L'engagement citoyen de scrutateurs volontaires
Noé Racofier, étudiant de 22 ans, représente ces citoyens qui répondent présent. Recruté juste après avoir voté à l'école élémentaire Henri IV, il participe pour la deuxième fois à un dépouillement, après avoir déjà contribué aux législatives de 2024 à Lille. Il confie : « J'ai vraiment aimé être l'un des premiers au courant des résultats ». Pour lui, cette participation constitue également une manière concrète d'apporter son aide à la démocratie.
Noé évoque une motivation supplémentaire : « J'ai vu sur les réseaux sociaux que les fraudes lors du dépouillement sont de plus en plus fréquentes. Dans mon rôle de scrutateur, je peux être à la meilleure place pour les éviter ». Cette vigilance citoyenne anime son engagement ce soir à l'école élémentaire Henri IV.

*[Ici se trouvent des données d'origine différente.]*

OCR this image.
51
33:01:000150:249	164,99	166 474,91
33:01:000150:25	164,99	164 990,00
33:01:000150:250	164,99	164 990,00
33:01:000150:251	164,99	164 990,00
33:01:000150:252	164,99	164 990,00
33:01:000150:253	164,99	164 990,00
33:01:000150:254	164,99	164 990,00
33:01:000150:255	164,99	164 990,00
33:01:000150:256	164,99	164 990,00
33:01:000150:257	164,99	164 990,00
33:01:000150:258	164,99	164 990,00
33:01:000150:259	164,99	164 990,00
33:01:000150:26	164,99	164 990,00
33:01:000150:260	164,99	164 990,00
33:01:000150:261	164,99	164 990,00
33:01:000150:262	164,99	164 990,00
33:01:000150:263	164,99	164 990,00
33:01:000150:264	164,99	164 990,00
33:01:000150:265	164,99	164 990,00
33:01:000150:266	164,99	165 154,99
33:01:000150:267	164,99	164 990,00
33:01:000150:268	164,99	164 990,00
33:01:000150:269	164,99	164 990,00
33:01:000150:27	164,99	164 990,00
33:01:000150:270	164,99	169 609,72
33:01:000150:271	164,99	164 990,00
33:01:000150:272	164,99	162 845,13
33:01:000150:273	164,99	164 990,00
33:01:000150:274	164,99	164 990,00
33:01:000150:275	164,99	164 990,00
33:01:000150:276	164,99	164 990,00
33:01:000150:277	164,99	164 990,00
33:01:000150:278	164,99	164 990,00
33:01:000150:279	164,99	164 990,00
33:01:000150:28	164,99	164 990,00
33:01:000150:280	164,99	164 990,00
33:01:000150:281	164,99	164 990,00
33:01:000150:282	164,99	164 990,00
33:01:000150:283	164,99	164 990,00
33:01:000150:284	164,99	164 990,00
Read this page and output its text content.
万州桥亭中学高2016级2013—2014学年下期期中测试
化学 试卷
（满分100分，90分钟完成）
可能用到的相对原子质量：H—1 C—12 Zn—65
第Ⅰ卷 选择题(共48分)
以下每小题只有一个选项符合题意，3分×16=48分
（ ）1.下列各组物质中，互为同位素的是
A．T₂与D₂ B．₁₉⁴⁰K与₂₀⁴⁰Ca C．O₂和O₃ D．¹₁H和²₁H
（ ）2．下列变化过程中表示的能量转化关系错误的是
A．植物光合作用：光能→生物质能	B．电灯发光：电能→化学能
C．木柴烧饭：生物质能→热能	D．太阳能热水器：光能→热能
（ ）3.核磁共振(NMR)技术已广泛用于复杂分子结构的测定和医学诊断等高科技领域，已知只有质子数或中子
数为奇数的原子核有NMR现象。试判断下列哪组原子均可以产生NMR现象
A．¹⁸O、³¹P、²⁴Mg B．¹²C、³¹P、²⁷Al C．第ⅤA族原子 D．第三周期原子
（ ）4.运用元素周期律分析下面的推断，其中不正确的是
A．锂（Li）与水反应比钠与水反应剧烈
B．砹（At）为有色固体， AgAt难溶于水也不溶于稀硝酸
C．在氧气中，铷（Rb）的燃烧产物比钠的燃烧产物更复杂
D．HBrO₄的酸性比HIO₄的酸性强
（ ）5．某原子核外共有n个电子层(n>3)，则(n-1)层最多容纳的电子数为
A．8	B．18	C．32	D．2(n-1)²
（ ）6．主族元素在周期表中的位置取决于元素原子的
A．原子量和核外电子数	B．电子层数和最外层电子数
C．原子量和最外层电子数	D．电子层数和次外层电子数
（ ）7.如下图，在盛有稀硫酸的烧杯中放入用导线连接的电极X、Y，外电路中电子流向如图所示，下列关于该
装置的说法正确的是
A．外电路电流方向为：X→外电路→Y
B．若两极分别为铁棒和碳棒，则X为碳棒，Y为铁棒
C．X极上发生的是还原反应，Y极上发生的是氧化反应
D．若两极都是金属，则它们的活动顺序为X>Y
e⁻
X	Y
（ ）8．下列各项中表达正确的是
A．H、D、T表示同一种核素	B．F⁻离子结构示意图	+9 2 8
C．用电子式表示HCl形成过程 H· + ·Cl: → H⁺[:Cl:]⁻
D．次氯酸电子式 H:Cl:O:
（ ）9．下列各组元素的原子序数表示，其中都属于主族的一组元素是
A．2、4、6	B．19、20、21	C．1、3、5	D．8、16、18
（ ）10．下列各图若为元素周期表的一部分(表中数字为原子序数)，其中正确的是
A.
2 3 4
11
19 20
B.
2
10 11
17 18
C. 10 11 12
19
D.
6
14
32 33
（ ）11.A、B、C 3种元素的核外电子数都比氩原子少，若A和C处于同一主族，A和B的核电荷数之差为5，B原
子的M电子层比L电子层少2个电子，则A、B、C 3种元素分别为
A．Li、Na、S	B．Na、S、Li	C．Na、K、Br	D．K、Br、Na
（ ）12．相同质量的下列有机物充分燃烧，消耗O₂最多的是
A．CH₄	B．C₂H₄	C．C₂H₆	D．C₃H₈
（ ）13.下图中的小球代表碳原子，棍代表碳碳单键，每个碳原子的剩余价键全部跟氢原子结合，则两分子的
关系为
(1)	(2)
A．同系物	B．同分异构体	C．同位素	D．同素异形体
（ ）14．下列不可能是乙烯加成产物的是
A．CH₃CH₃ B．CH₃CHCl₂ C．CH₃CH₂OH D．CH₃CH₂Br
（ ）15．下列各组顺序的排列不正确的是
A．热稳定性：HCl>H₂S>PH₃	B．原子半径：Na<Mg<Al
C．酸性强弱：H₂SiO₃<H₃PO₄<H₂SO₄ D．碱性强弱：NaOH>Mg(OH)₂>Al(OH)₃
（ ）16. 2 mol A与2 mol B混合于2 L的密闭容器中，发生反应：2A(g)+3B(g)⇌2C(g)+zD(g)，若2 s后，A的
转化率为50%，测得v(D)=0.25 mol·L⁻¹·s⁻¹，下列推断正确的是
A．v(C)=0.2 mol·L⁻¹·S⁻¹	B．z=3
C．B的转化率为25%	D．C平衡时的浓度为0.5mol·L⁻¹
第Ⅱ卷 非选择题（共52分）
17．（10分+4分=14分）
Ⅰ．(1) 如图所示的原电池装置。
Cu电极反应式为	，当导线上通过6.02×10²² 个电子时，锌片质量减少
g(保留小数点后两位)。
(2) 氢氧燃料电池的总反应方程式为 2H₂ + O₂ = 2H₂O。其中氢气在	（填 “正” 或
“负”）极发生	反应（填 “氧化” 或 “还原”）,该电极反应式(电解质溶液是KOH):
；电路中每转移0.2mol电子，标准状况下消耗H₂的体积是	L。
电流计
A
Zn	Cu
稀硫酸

Le devoir civique comme motivation première
Jeanne Olagne, habitante de la Bastide, participera également au dépouillement à l'école élémentaire Nuyens. Elle s'est proposée spontanément en voyant l'affichette « recherche scrutateurs ». Expérimentée elle aussi, elle insiste sur l'importance civique de cette mission : « Même si c'est parfois difficile de venir le dimanche soir, c'est un devoir citoyen, il devrait y avoir plus de monde qui se propose ».
Cette électrice bordelaise, qui s'est engagée ce matin même pour le dépouillement de fin de journée, incarne cet idéal démocratique qui peine cependant à trouver suffisamment de volontaires parmi les citoyens.